L’Europe occidentale a également été le théâtre de quelques incidents de violence liée à l’eau.
Fin mars 2023 en France, pas moins de 200 manifestants et 50 policiers ont été blessés lors d’une manifestation à Sainte-Soline, dans l’ouest du pays.
Les manifestants ont appelé les autorités à stopper la construction de « bassins » géants destinés à irriguer les cultures. Ils ont lancé des projectiles, notamment des explosifs artisanaux, sur la police, qui a ensuite choisi de riposter avec des gaz lacrymogènes, des canons à eau et des balles en caoutchouc.
Les violences liées à l’eau ont tendance à être limitées à un pays en particulier.
Par exemple, les conflits infranationaux entre agriculteurs et éleveurs en Afrique, ainsi qu’entre utilisateurs d’eau urbains et ruraux, groupes religieux et clans familiaux en 2023, représentaient 62 % de tous les événements, contre seulement 38 % pour les événements transfrontaliers – où deux nations ou plus étaient impliquées.
D’autres conclusions de l’Institut ont montré que les attaques contre l’eau et les infrastructures hydrauliques représentaient la moitié des incidents en 2023. En outre, la violence déclenchée par des conflits concernant l’accès et le contrôle de l’eau représentait 39 % du temps et l’eau était utilisée comme arme de guerre 11 % du temps.

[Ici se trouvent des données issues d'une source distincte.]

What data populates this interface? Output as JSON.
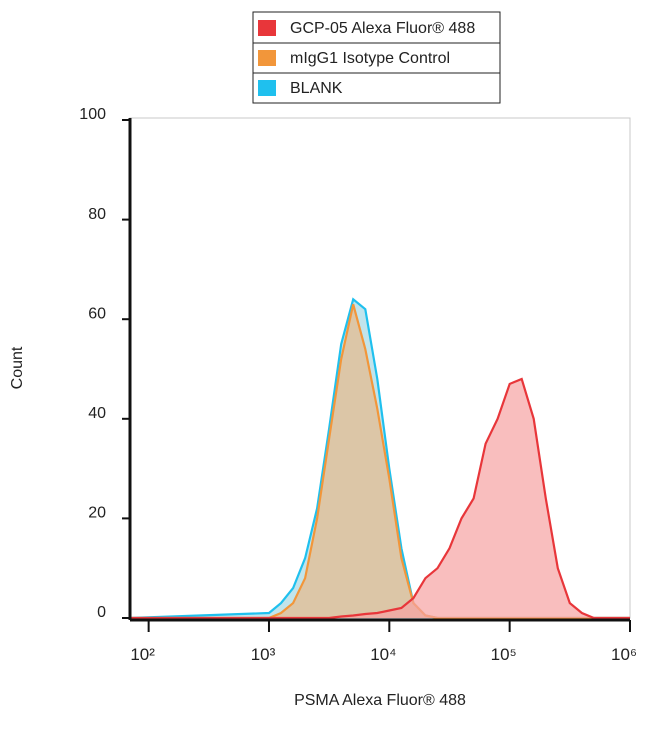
{
  "chart_data": {
    "type": "histogram-overlay",
    "xlabel": "PSMA Alexa Fluor® 488",
    "ylabel": "Count",
    "xscale": "log",
    "xlim": [
      70,
      1000000
    ],
    "ylim": [
      0,
      100
    ],
    "xticks": [
      {
        "value": 100,
        "label": "10²"
      },
      {
        "value": 1000,
        "label": "10³"
      },
      {
        "value": 10000,
        "label": "10⁴"
      },
      {
        "value": 100000,
        "label": "10⁵"
      },
      {
        "value": 1000000,
        "label": "10⁶"
      }
    ],
    "yticks": [
      0,
      20,
      40,
      60,
      80,
      100
    ],
    "legend": "top",
    "x": [
      70,
      1000,
      1259,
      1585,
      1995,
      2512,
      3162,
      3981,
      5012,
      6310,
      7943,
      10000,
      12589,
      15849,
      19953,
      25119,
      31623,
      39811,
      50119,
      63096,
      79433,
      100000,
      125893,
      158489,
      199526,
      251189,
      316228,
      398107,
      501187,
      630957,
      794328,
      1000000
    ],
    "series": [
      {
        "name": "GCP-05 Alexa Fluor® 488",
        "color": "#e8363a",
        "fill": "#f7a3a3",
        "values": [
          0,
          0,
          0,
          0,
          0,
          0,
          0,
          0.3,
          0.5,
          0.8,
          1,
          1.5,
          2,
          4,
          8,
          10,
          14,
          20,
          24,
          35,
          40,
          47,
          48,
          40,
          24,
          10,
          3,
          1,
          0,
          0,
          0,
          0
        ]
      },
      {
        "name": "mIgG1 Isotype Control",
        "color": "#f2963a",
        "fill": "#e7b98a",
        "values": [
          0,
          0,
          1,
          3,
          8,
          20,
          36,
          52,
          63,
          54,
          42,
          28,
          12,
          3,
          0.5,
          0,
          0,
          0,
          0,
          0,
          0,
          0,
          0,
          0,
          0,
          0,
          0,
          0,
          0,
          0,
          0,
          0
        ]
      },
      {
        "name": "BLANK",
        "color": "#1fc0ee",
        "fill": "#a6d9e4",
        "values": [
          0,
          1,
          3,
          6,
          12,
          22,
          38,
          55,
          64,
          62,
          48,
          30,
          14,
          3,
          0.5,
          0,
          0,
          0,
          0,
          0,
          0,
          0,
          0,
          0,
          0,
          0,
          0,
          0,
          0,
          0,
          0,
          0
        ]
      }
    ]
  }
}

Mais qu’est-ce qui se cache derrière cette augmentation de ces incidents ?
« La forte augmentation de ces événements indique que trop peu de mesures sont prises pour garantir un accès équitable à une eau sûre et suffisante et met en évidence les ravages que la guerre et la violence causent aux populations civiles et aux infrastructures d’approvisionnement en eau essentielles », explique Morgan Shimabuku, chercheur principal au Pacific Institute.
« Les données et analyses récemment mises à jour révèlent le risque croissant que le changement climatique ajoute à des situations politiques déjà fragiles en rendant l’accès à l’eau potable moins fiable dans les zones de conflit à travers le monde. »

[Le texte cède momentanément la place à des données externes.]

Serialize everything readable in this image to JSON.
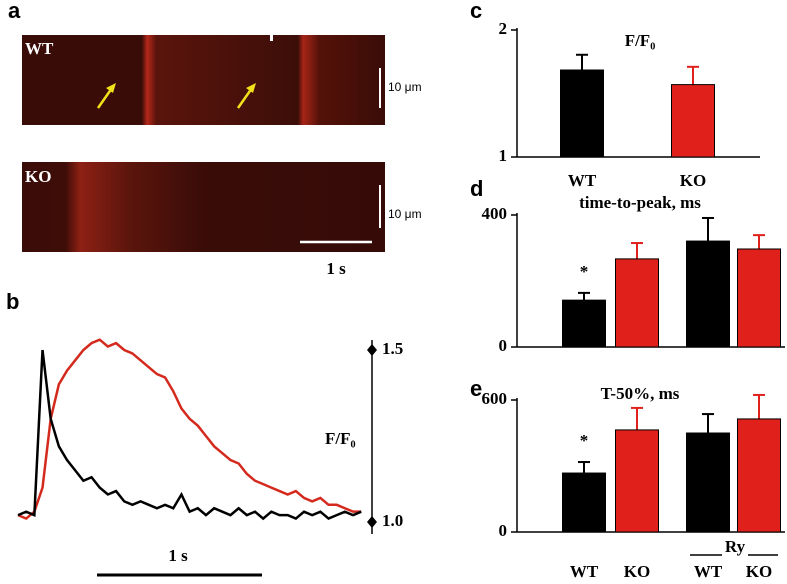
{
  "panels": {
    "a": "a",
    "b": "b",
    "c": "c",
    "d": "d",
    "e": "e"
  },
  "images": {
    "top_label": "WT",
    "bottom_label": "KO",
    "top_scale": "10 μm",
    "bottom_scale": "10 μm",
    "time_scale": "1 s"
  },
  "chart_data": [
    {
      "type": "line",
      "y_label": "F/F₀",
      "time_scale": "1 s",
      "x": [
        0,
        0.05,
        0.1,
        0.15,
        0.2,
        0.25,
        0.3,
        0.35,
        0.4,
        0.45,
        0.5,
        0.55,
        0.6,
        0.65,
        0.7,
        0.75,
        0.8,
        0.85,
        0.9,
        0.95,
        1.0,
        1.05,
        1.1,
        1.15,
        1.2,
        1.25,
        1.3,
        1.35,
        1.4,
        1.45,
        1.5,
        1.55,
        1.6,
        1.65,
        1.7,
        1.75,
        1.8,
        1.85,
        1.9,
        1.95,
        2.0,
        2.05,
        2.1
      ],
      "xlim": [
        0,
        2.12
      ],
      "ylim": [
        1,
        1.5
      ],
      "yticks": [
        {
          "value": 1,
          "label": "1.0"
        },
        1.5
      ],
      "series": [
        {
          "color": "#d42a1e",
          "values": [
            1.02,
            1.01,
            1.03,
            1.1,
            1.3,
            1.4,
            1.44,
            1.47,
            1.5,
            1.52,
            1.53,
            1.51,
            1.52,
            1.5,
            1.49,
            1.47,
            1.45,
            1.43,
            1.42,
            1.38,
            1.33,
            1.3,
            1.28,
            1.25,
            1.22,
            1.2,
            1.18,
            1.17,
            1.14,
            1.12,
            1.11,
            1.1,
            1.09,
            1.08,
            1.09,
            1.07,
            1.06,
            1.07,
            1.05,
            1.05,
            1.04,
            1.03,
            1.03
          ]
        },
        {
          "color": "#000000",
          "values": [
            1.02,
            1.03,
            1.02,
            1.5,
            1.3,
            1.22,
            1.18,
            1.15,
            1.12,
            1.13,
            1.1,
            1.08,
            1.09,
            1.06,
            1.05,
            1.06,
            1.05,
            1.04,
            1.05,
            1.04,
            1.08,
            1.03,
            1.04,
            1.02,
            1.04,
            1.03,
            1.02,
            1.04,
            1.02,
            1.03,
            1.01,
            1.03,
            1.02,
            1.02,
            1.01,
            1.03,
            1.02,
            1.03,
            1.01,
            1.02,
            1.03,
            1.02,
            1.03
          ]
        }
      ]
    },
    {
      "type": "bar",
      "title": "F/F₀",
      "categories": [
        "WT",
        "KO"
      ],
      "values": [
        1.685,
        1.57
      ],
      "errors": [
        0.12,
        0.14
      ],
      "colors": [
        "#000000",
        "#e0201b"
      ],
      "ylim": [
        1,
        2
      ],
      "yticks": [
        1,
        2
      ]
    },
    {
      "type": "bar",
      "title": "time-to-peak, ms",
      "categories": [
        null,
        null,
        null,
        null
      ],
      "values": [
        142,
        267,
        321,
        297
      ],
      "errors": [
        22,
        48,
        70,
        42
      ],
      "colors": [
        "#000000",
        "#e0201b",
        "#000000",
        "#e0201b"
      ],
      "ylim": [
        0,
        400
      ],
      "yticks": [
        0,
        400
      ],
      "annotation": "*"
    },
    {
      "type": "bar",
      "title": "T-50%, ms",
      "categories": [
        "WT",
        "KO",
        "WT",
        "KO"
      ],
      "group_label": "Ry",
      "values": [
        268,
        464,
        450,
        514
      ],
      "errors": [
        50,
        100,
        86,
        109
      ],
      "colors": [
        "#000000",
        "#e0201b",
        "#000000",
        "#e0201b"
      ],
      "ylim": [
        0,
        600
      ],
      "yticks": [
        0,
        600
      ],
      "annotation": "*"
    }
  ]
}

Comment pouvons-nous mettre fin à la violence liée à l’eau ?
En plus de décrire des incidents de violence spécifiques, le Pacific Institute s’efforce également d’identifier et de comprendre les stratégies qui peuvent aider à réduire les risques que ces incidents se produisent.
« Il est urgent de lutter contre la violence liée à l’eau. Pour y parvenir, il faut adopter des politiques de l’eau plus résilientes et plus efficaces, qui garantissent à tous l’accès à l’eau potable et à l’assainissement, renforcer et faire respecter les accords et lois internationaux sur les ressources en eau partagées, et répondre aux menaces croissantes que représentent les sécheresses et les inondations extrêmes, aggravées par le changement climatique », déclare Gleick. « Des solutions existent, mais jusqu’à présent, elles n’ont pas été suffisamment appliquées. »

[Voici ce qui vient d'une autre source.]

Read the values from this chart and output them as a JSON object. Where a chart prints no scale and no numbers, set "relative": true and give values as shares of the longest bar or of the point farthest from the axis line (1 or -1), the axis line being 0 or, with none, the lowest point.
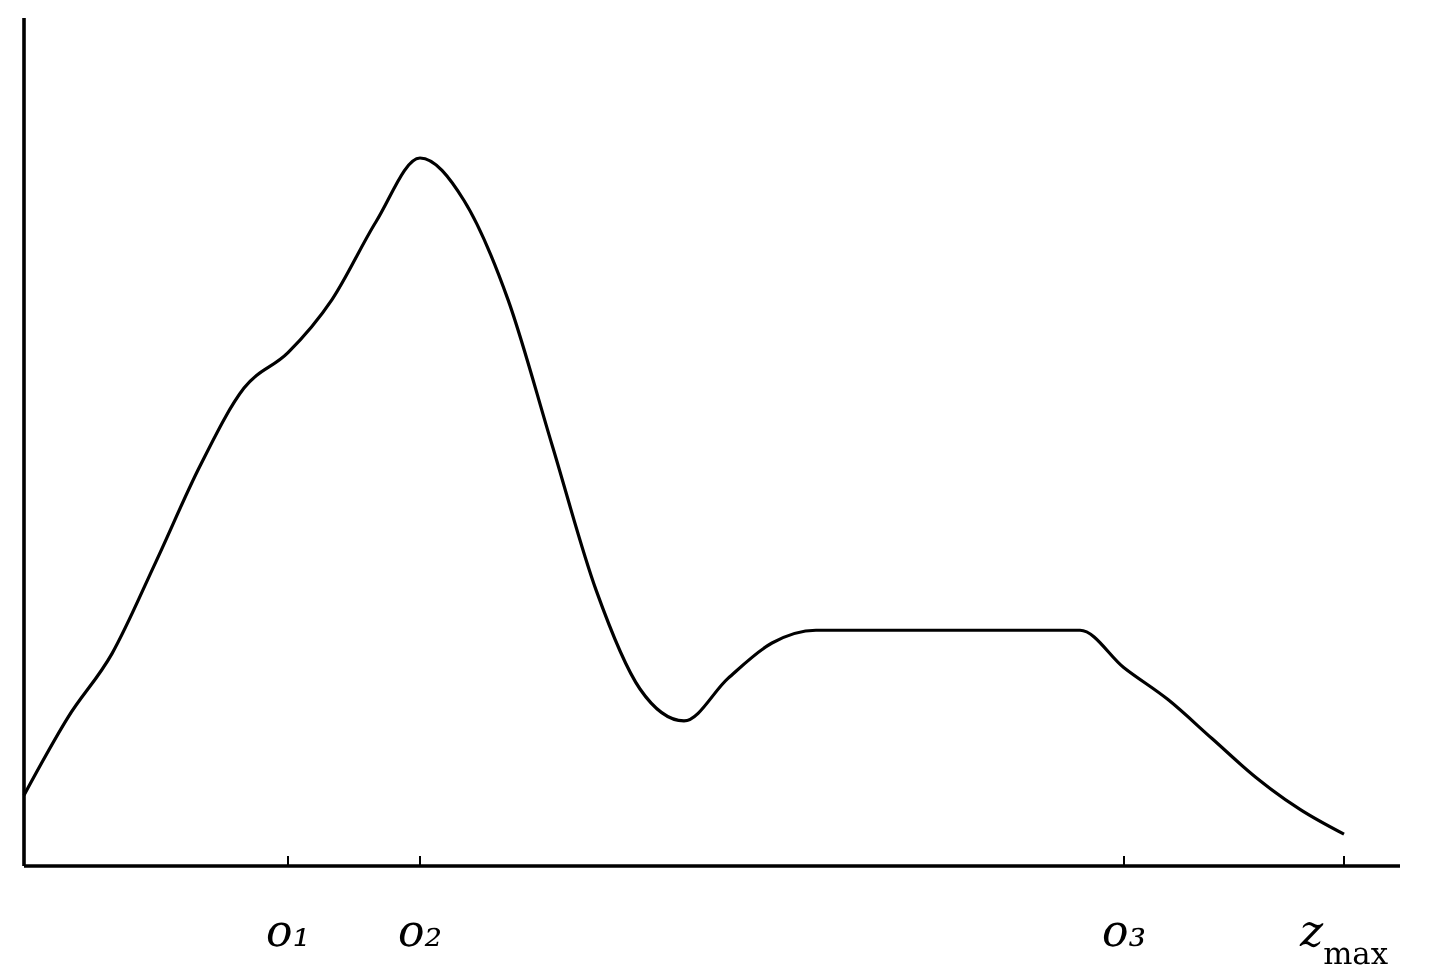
{
  "chart_data": {
    "type": "line",
    "relative": true,
    "color": "#000000",
    "categories": [
      null,
      null,
      null,
      null,
      null,
      null,
      "o₁",
      null,
      null,
      "o₂",
      null,
      null,
      null,
      null,
      null,
      null,
      null,
      null,
      null,
      null,
      null,
      null,
      null,
      null,
      null,
      "o₃",
      null,
      null,
      null,
      null,
      "z$_{max}$"
    ],
    "values": [
      0.1,
      0.21,
      0.3,
      0.43,
      0.565,
      0.675,
      0.725,
      0.8,
      0.91,
      1,
      0.94,
      0.8,
      0.595,
      0.39,
      0.25,
      0.205,
      0.265,
      0.315,
      0.333,
      0.333,
      0.333,
      0.333,
      0.333,
      0.333,
      0.333,
      0.28,
      0.235,
      0.18,
      0.125,
      0.08,
      0.045
    ]
  }
}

Lui et son équipe estiment que la multiplication des conflits liés à l’eau a des causes diverses. En d’autres termes, pour résoudre ce problème, il faut adopter une grande variété d’approches et de stratégies pour renforcer la résilience de l’eau et s’attaquer directement aux causes sous-jacentes.
Dans les endroits où la sécheresse et le changement climatique contribuent aux tensions autour de l’eau, l’Institut suggère que des politiques peuvent être mises en place pour distribuer et partager plus équitablement l’eau entre les parties prenantes.
Ils suggèrent également que la technologie peut être utilisée pour identifier plus efficacement quelle eau est disponible pour être utilisée.
L’application des lois internationales de la guerre qui protègent les infrastructures civiles telles que les barrages, les pipelines et les usines de traitement des eaux est essentielle, affirme l’Institut.
Lorsqu’elles sont utilisées efficacement, ces lois peuvent fournir des protections essentielles qui défendent le droit humain fondamental à l’eau.
Utilisés en complément de pratiques améliorées de cybersécurité, qui peuvent réduire la menace de cyberattaques visant à militariser l’accès à l’eau pour les communautés, ces outils pourraient mettre fin à la violence liée à l’eau dans un avenir proche.